US lawmakers want energy 'Manhattan Project' to curb oil reliance



Washington (Platts)--9May2008

Three US lawmakers on Friday said they would pursue a new five-year
effort to support research aimed at developing clean supplies of energy within
the US.
The lawmakers from Tennessee--Republicans Senator Lamar Alexander and
Representative Zach Wamp and Democratic Representative Bart Gordon--compared
the plan to the Manhattan Project, a massive World War II effort that led to
the development of the atomic bomb.
"Instead of ending a war, the goal will be clean energy independence so
that we can deal with rising gasoline prices, electricity prices, clean air,
climate change and national security for our country first, and, because other
countries have the same urgent needs and therefore will adopt our ideas, for
the rest of the world," Alexander said.
Alexander said legislators, policymakers and scientists must hold a
wide-ranging discussion before creating a formal proposal, although he laid
out seven "grand challenges" that the project should address.
The energy project should focus on developing plug-in electric
vehicles, carbon capture and storage, solar power competitiveness, cheaper
advanced biofuels, nuclear waste solutions, environmentally friendly buildings
and power from nuclear fusion, especially through the international ITER
project.
Within five years, the energy project needs to put the US on a path to
energy independence within a generation, Alexander said.
The lawmakers did not discuss funding for this proposal.
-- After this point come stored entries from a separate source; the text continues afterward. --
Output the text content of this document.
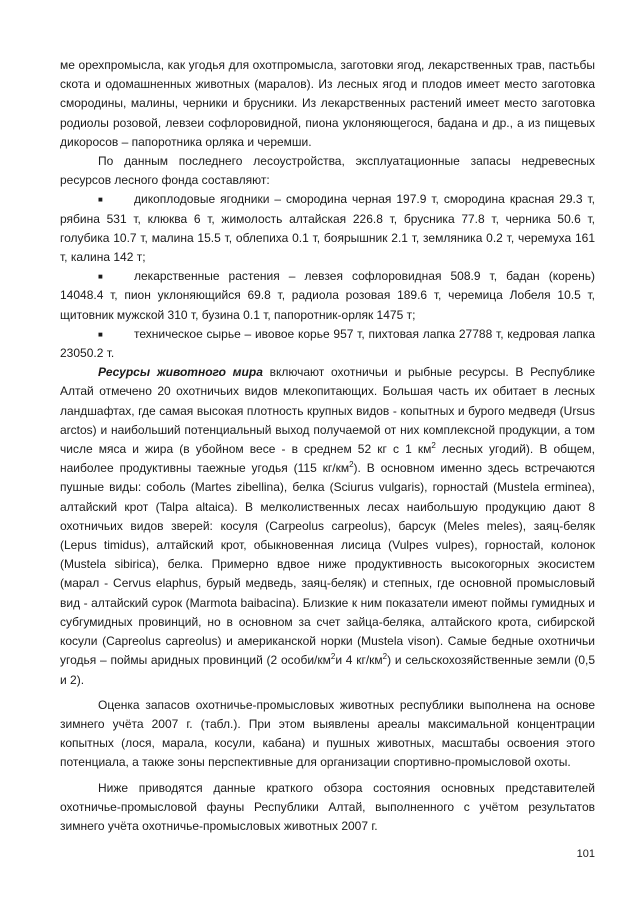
ме орехпромысла, как угодья для охотпромысла, заготовки ягод, лекарственных трав, пастьбы скота и одомашненных животных (маралов). Из лесных ягод и плодов имеет место заготовка смородины, малины, черники и брусники. Из лекарственных растений имеет место заготовка родиолы розовой, левзеи софлоровидной, пиона уклоняющегося, бадана и др., а из пищевых дикоросов – папоротника орляка и черемши.

По данным последнего лесоустройства, эксплуатационные запасы недревесных ресурсов лесного фонда составляют:

■	дикоплодовые ягодники – смородина черная 197.9 т, смородина красная 29.3 т, рябина 531 т, клюква 6 т, жимолость алтайская 226.8 т, брусника 77.8 т, черника 50.6 т, голубика 10.7 т, малина 15.5 т, облепиха 0.1 т, боярышник 2.1 т, земляника 0.2 т, черемуха 161 т, калина 142 т;

■	лекарственные растения – левзея софлоровидная 508.9 т, бадан (корень) 14048.4 т, пион уклоняющийся 69.8 т, радиола розовая 189.6 т, черемица Лобеля 10.5 т, щитовник мужской 310 т, бузина 0.1 т, папоротник-орляк 1475 т;

■	техническое сырье – ивовое корье 957 т, пихтовая лапка 27788 т, кедровая лапка 23050.2 т.

Ресурсы животного мира включают охотничьи и рыбные ресурсы. В Республике Алтай отмечено 20 охотничьих видов млекопитающих. Большая часть их обитает в лесных ландшафтах, где самая высокая плотность крупных видов - копытных и бурого медведя (Ursus arctos) и наибольший потенциальный выход получаемой от них комплексной продукции, а том числе мяса и жира (в убойном весе - в среднем 52 кг с 1 $км^2$ лесных угодий). В общем, наиболее продуктивны таежные угодья (115 $кг/км^2$). В основном именно здесь встречаются пушные виды: соболь (Martes zibellina), белка (Sciurus vulgaris), горностай (Mustela erminea), алтайский крот (Talpa altaica). В мелколиственных лесах наибольшую продукцию дают 8 охотничьих видов зверей: косуля (Carpeolus carpeolus), барсук (Meles meles), заяц-беляк (Lepus timidus), алтайский крот, обыкновенная лисица (Vulpes vulpes), горностай, колонок (Mustela sibirica), белка. Примерно вдвое ниже продуктивность высокогорных экосистем (марал - Cervus elaphus, бурый медведь, заяц-беляк) и степных, где основной промысловый вид - алтайский сурок (Marmota baibacina). Близкие к ним показатели имеют поймы гумидных и субгумидных провинций, но в основном за счет зайца-беляка, алтайского крота, сибирской косули (Capreolus capreolus) и американской норки (Mustela vison). Самые бедные охотничьи угодья – поймы аридных провинций (2 особи/$км^2и$ 4 $кг/км^2$) и сельскохозяйственные земли (0,5 и 2).

Оценка запасов охотничье-промысловых животных республики выполнена на основе зимнего учёта 2007 г. (табл.). При этом выявлены ареалы максимальной концентрации копытных (лося, марала, косули, кабана) и пушных животных, масштабы освоения этого потенциала, а также зоны перспективные для организации спортивно-промысловой охоты.

Ниже приводятся данные краткого обзора состояния основных представителей охотничье-промысловой фауны Республики Алтай, выполненного с учётом результатов зимнего учёта охотничье-промысловых животных 2007 г.

101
Related projects
have experienced some problems securing research support in recent years.
Bart Gordon, who is chairman of the House Science and Technology
Committee, said the program could be modeled on the still nascent Advanced
Research Projects Agency at US Department of Energy called ARPA-E.
Congress authorized $4.9 billion for ARPA-E in the 2007 America COMPETES
Act, but the Bush administration has argued that its mission already is being
fulfilled by smaller programs and has yet to request funding for the program.
Gordon also said the US should look to increase its international
collaboration to make better use of what funding is available.
Federal funding for DOE's Office of Science, which oversees the national
laboratories and many energy research projects in the US, suffered from
appropriations levels that were not up to expectations in fiscal 2008. While
President Bush and lawmakers have said they will push for higher funding in
fiscal 2009, Byron Dorgan, chairman of the Senate Appropriations Energy and
Water Development subcommittee has warned that competing needs may mean
research will continue to see flat funding levels.